ETH scientists have developed cube-​shaped magnetic building blocks that can be assembled into two-​dimensional shapes and controlled by an external magnetic field. They can be used for soft robotics applications.

If you’ve ever tried to put several really strong, small cube magnets right next to each other on a magnetic board, you’ll know that you just can’t do it. What happens is that the magnets always arrange themselves in a column sticking out vertically from the magnetic board. Moreover, it’s almost impossible to join several rows of these magnets together to form a flat surface. That’s because magnets are dipolar. Equal poles repel each other, with the north pole of one magnet always attaching itself to the south pole of another and vice versa. This explains why they form a column with all the magnets aligned the same way.

Now, scientists at ETH Zurich have managed to create magnetic building blocks in the shape of cubes that – for the first time ever – can be joined together to form two-​dimensional shapes.
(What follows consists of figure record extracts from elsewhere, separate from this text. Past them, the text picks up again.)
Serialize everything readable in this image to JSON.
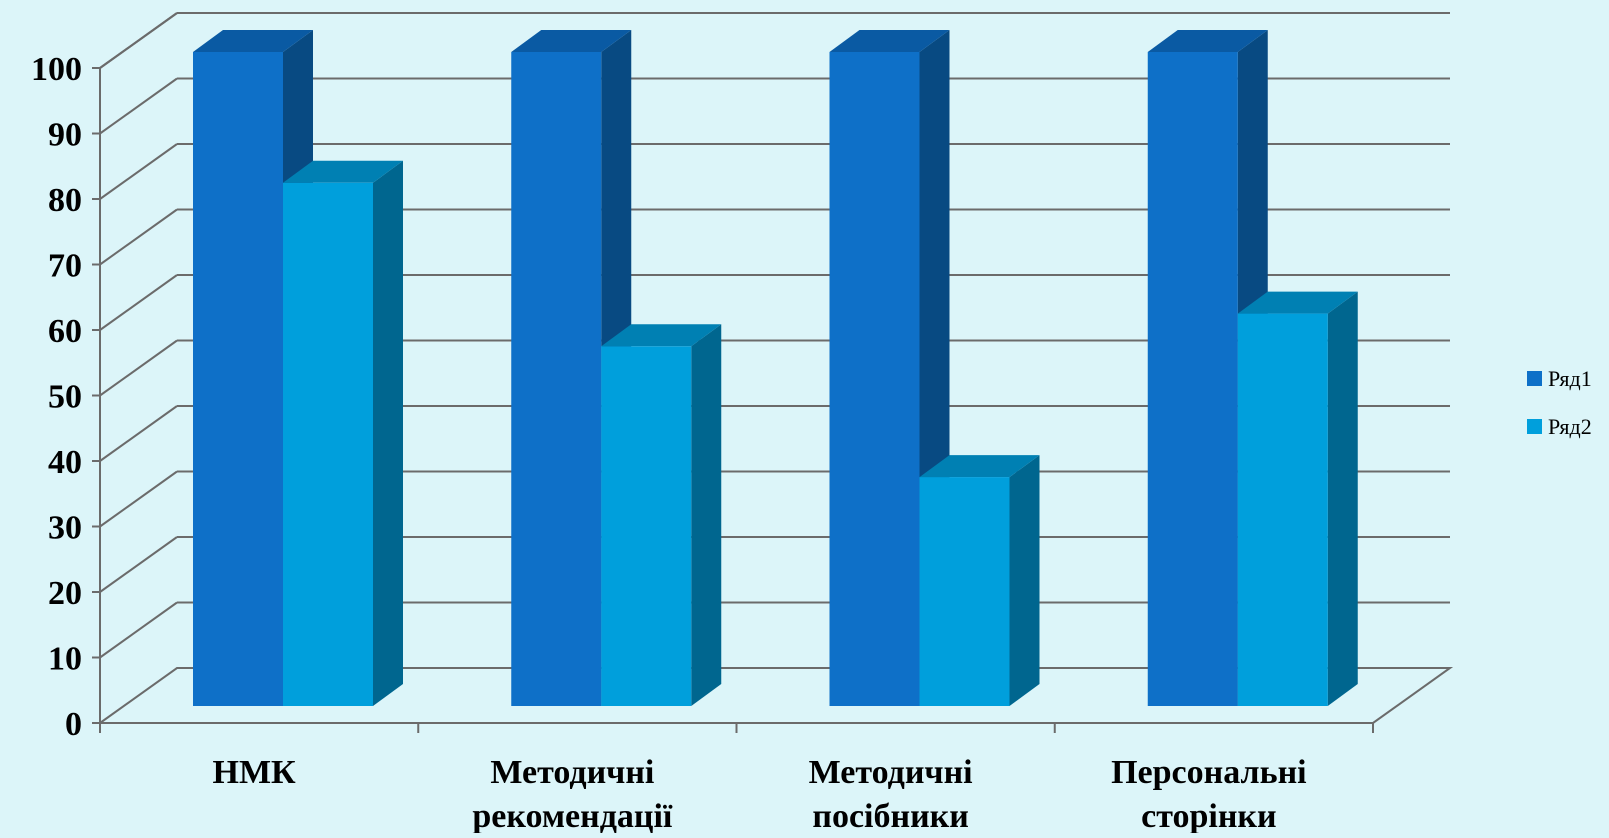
{
  "chart_data": {
    "type": "bar",
    "categories": [
      [
        "НМК"
      ],
      [
        "Методичні",
        "рекомендації"
      ],
      [
        "Методичні",
        "посібники"
      ],
      [
        "Персональні",
        "сторінки"
      ]
    ],
    "series": [
      {
        "name": "Ряд1",
        "values": [
          100,
          100,
          100,
          100
        ]
      },
      {
        "name": "Ряд2",
        "values": [
          80,
          55,
          35,
          60
        ]
      }
    ],
    "ylim": [
      0,
      100
    ],
    "yticks": [
      0,
      10,
      20,
      30,
      40,
      50,
      60,
      70,
      80,
      90,
      100
    ],
    "grid": true,
    "legend_position": "right",
    "title": "",
    "xlabel": "",
    "ylabel": "",
    "colors": {
      "background": "#dcf5f9",
      "grid": "#6b6b6b",
      "series1_front": "#0e70c8",
      "series1_side": "#084a82",
      "series1_top": "#0a5aa3",
      "series2_front": "#009fdc",
      "series2_side": "#00668f",
      "series2_top": "#0080b3"
    }
  }
}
The new building blocks, which the scientists call modules, are not dipolar but quadrupolar, which means they each have two north poles and two south poles. Inside each of the modules, which are 3D printed in plastic, there are two small conventional dipole magnets with their equal poles facing each other (see picture). The building blocks can be assembled like little chess boards to form any two-​dimensional shapes. It works like this: Because the south and north poles attract each other, a quadrupole building block with its two south poles facing left and right will attract, on each of its four sides, a building block that is rotated by 90 degrees so its north poles on face left and right.
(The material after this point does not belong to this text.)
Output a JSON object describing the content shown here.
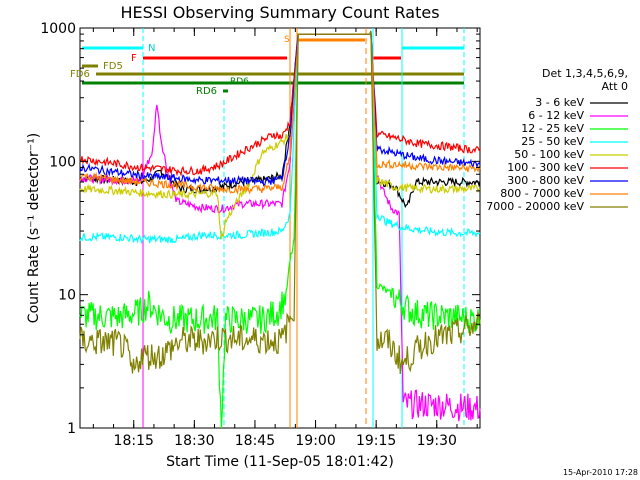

Building on this principle, the scientists made coloured modules with an edge length of just over two millimetres. They assembled them into pixel art emojis to demonstrate what the modules can do. However, possible use cases go way beyond such gimmicks. “We’re particularly interested in applications in the field of soft robotics,” says Hongri Gu, a doctoral student in Professor Bradley Nelson’s group at ETH and lead author of the paper that the scientists recently published in Science Robotics.

Quadrupole and dipole in the same building block
The quadrupole dominates the magnetic properties of the modules. It is a little more complicated than that, though, because in addition to the strong quadrupole, the scientists also built a weak dipole into the building blocks. They achieved this by arranging the little magnets in the module at a slight angle to each other rather than parallel (see picture).
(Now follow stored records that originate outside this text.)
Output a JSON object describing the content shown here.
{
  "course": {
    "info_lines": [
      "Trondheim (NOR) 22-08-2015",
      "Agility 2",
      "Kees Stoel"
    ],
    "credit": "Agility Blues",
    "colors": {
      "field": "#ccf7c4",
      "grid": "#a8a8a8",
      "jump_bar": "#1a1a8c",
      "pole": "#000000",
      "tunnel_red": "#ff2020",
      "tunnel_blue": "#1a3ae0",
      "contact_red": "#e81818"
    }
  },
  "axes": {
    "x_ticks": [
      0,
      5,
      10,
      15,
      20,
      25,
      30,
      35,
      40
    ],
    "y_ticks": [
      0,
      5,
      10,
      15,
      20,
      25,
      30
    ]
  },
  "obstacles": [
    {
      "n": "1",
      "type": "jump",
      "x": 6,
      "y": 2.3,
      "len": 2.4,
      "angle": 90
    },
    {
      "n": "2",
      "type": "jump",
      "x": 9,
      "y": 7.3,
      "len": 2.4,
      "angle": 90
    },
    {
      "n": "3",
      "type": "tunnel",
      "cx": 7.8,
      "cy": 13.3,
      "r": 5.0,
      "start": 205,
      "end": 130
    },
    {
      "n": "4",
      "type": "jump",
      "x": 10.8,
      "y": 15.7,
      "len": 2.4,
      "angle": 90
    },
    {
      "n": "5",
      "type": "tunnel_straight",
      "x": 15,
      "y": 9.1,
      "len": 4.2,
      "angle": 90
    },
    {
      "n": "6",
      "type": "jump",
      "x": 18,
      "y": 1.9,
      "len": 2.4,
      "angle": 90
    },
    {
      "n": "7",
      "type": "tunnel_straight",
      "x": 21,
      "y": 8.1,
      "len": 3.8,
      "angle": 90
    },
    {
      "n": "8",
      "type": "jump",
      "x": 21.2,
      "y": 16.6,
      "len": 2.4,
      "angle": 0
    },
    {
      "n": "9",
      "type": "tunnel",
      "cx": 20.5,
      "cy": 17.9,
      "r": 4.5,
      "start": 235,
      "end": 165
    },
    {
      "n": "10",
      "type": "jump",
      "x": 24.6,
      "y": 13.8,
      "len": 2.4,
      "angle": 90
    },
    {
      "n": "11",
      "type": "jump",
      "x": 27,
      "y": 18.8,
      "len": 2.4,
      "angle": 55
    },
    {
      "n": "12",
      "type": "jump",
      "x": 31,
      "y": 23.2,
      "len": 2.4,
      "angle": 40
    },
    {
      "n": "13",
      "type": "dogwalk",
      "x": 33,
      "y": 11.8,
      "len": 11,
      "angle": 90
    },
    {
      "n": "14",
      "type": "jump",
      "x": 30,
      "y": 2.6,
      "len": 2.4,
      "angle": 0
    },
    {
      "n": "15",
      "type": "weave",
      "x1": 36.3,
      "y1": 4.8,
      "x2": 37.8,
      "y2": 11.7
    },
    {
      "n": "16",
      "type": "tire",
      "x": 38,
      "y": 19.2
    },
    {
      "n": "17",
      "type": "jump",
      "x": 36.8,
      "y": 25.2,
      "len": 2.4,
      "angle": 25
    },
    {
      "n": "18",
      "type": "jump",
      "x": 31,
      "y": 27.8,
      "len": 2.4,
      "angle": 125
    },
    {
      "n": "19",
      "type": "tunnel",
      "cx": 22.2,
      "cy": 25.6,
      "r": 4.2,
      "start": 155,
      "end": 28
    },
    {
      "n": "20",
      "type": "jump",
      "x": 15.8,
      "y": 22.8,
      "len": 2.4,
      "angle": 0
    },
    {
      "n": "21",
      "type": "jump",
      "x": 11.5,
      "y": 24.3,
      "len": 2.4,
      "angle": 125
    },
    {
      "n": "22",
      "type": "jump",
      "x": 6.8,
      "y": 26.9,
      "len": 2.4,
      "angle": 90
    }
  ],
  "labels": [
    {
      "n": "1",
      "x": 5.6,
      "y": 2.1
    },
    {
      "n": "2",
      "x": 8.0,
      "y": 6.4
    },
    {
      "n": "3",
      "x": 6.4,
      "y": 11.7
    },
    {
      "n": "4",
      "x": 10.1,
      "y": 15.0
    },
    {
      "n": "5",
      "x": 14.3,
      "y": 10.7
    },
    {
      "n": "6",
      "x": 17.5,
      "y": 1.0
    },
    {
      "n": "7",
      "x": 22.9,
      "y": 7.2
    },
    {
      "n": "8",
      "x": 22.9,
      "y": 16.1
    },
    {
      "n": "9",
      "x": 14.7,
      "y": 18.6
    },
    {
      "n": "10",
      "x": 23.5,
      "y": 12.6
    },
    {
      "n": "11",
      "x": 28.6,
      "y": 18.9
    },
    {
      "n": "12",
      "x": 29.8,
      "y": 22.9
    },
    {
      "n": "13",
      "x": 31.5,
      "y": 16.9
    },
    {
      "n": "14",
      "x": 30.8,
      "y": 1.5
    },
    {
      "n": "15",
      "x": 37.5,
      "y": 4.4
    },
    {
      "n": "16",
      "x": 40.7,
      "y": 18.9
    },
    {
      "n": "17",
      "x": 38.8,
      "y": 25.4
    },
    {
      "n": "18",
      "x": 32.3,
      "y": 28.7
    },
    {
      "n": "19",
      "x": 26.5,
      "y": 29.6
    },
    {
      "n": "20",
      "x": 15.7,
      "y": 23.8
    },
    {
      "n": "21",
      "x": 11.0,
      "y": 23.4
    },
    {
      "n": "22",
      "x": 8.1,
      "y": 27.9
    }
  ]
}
“This causes the modules to align themselves with an external magnetic field, like a compass needle does,” Gu explains. “With a variable magnetic field, we can then move the shapes we have built out of the modules. Add in some flexible connectors and it’s even possible to build robots that can be controlled by a magnetic field.”

Gu says that their work was initially about developing the new principle. It is size-​independent, he says, meaning that there is no reason why much smaller quadrupole modules couldn’t be developed. The scientists are also studying how the modules could be used to combine a linear structure into a multidimensional object with the help of a magnetic field. This is something that could be of use in the medicine in the future: it is conceivable that objects such as stents could be formed from a thread consisting of such modules. The thread could be inserted into the body in a relatively simple, minimally invasive procedure through a tiny opening and then a magnetic field applied to assemble it into the final multidimensional structure inside the body.”